Nun setzen Mikhailov und Nakao darauf, dass Biologen ihre Theorie an künstlichen ökologischen Netzwerken prüfen. Dank der Fortschritte in der Mikrofluidik könnten aber auch Chemiker in gekoppelten Mikroreaktoren testen, ob sich Aktivator und Inhibitor tatsächlich nach einem Turing-Muster verteilen.

Sollte sich die Theorie in diesen Experimenten bestätigen, könnte sie die Muster in vielen selbstorganisierten Systemen erklären – etwa das Ausbreitungsmuster einer Epidemie. Städte und Dörfer bilden hier die Knoten eines Netzes aus Verkehrswegen, auf denen sich ein Virus über die Welt verbreitet. Aktivierend wirken bei einer Epidemie alle angesteckten Menschen, die den Erreger weitergeben.
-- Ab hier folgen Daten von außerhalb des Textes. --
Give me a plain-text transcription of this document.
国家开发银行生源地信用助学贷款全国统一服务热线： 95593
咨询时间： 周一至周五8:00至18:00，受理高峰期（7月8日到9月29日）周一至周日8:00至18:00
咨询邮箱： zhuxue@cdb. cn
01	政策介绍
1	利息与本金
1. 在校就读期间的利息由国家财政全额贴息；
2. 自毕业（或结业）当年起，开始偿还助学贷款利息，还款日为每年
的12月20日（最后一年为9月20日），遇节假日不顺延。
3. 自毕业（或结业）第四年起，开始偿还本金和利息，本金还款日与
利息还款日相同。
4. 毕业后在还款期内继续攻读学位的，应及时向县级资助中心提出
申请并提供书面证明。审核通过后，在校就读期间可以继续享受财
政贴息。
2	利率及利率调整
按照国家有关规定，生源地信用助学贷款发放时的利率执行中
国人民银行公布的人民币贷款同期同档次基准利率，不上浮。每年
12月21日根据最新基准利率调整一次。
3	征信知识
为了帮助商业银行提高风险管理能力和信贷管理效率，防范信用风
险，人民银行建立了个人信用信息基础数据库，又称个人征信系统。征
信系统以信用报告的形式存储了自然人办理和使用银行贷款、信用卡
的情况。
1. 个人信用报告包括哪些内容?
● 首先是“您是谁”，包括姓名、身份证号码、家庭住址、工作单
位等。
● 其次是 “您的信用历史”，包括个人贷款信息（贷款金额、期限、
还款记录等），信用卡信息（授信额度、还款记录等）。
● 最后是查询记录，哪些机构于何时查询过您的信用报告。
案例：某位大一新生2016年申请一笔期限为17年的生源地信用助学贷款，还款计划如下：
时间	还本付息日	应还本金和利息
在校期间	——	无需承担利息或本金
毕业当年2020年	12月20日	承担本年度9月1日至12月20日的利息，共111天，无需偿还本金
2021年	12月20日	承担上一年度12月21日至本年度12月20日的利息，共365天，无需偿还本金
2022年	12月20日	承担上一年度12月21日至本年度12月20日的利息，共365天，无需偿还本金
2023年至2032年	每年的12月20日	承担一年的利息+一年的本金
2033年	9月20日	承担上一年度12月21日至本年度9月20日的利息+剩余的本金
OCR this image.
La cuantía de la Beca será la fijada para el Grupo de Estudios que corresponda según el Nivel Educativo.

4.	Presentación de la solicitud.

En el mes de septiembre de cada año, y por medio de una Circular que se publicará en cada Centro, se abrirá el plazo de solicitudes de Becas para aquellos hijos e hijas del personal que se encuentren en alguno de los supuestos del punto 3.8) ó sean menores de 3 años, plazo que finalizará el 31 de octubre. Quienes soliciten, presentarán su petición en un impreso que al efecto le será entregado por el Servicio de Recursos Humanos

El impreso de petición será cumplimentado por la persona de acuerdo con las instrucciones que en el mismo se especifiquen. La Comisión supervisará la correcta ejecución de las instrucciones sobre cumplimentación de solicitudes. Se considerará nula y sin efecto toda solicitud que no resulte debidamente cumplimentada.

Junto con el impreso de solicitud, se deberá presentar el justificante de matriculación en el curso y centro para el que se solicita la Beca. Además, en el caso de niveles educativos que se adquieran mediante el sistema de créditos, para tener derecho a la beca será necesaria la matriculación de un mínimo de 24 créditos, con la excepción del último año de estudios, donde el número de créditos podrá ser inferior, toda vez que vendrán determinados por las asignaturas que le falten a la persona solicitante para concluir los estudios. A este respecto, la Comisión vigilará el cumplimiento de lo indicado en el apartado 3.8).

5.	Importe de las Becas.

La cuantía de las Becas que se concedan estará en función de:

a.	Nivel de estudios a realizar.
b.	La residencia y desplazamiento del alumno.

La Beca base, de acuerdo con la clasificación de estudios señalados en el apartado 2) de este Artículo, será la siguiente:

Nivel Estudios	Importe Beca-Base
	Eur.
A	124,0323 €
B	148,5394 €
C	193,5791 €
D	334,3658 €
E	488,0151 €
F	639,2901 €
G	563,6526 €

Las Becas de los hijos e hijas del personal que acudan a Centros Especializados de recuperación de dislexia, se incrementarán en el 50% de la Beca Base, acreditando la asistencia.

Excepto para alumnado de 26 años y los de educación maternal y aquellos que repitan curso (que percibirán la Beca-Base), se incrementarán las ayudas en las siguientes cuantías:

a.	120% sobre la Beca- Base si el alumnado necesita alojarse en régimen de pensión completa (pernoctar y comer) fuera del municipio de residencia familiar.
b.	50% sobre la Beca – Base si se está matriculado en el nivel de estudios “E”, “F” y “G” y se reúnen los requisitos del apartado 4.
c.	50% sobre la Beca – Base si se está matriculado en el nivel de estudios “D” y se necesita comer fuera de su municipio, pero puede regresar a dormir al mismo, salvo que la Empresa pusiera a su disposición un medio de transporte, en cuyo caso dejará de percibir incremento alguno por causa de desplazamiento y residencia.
Hemmend wirkt, dass die Zahl der nicht angesteckten Menschen immer kleiner wird. "Wo es zu besonders vielen und eher wenigen Infektionen kommt, lässt sich möglicherweise mit einem Turing-Muster erklären", sagt Alexander Mikhailov.

Enthüllen könnte die Theorie auch den verborgenen Plan, nach dem sich Zellen im Embryo auf bestimmte Aufgaben spezialisieren und der anfängliche embryonale Zellhaufen allmählich eine charakteristische Gestalt annimmt, den Plan also, nach dem die Gene in diesem frühen Stadium reguliert werden. Denn auch der embryonale Zellverband mit einigen hundert Zellen lässt sich als Netz betrachten mit den Zellen als Knoten. Zwischen den Zellen können Substanzen hin und her wandern, die Gene aktivieren oder hemmen. Auch hier könnten Gene in manchen Zellen alleine aufgrund einer Turing-Instabilität aktiver sein als in anderen.

Dass es sich auch bei so komplexen Mustern wie dem Zusammenspiel der Gene um Turing-Muster handelt, die selbstorganisiert entstehen, hält Alexander Mikhailov durchaus für möglich: "Ich bin überzeugt, dass Selbstorganisation viel filigranere Muster hervorbringen kann als wir heute annehmen."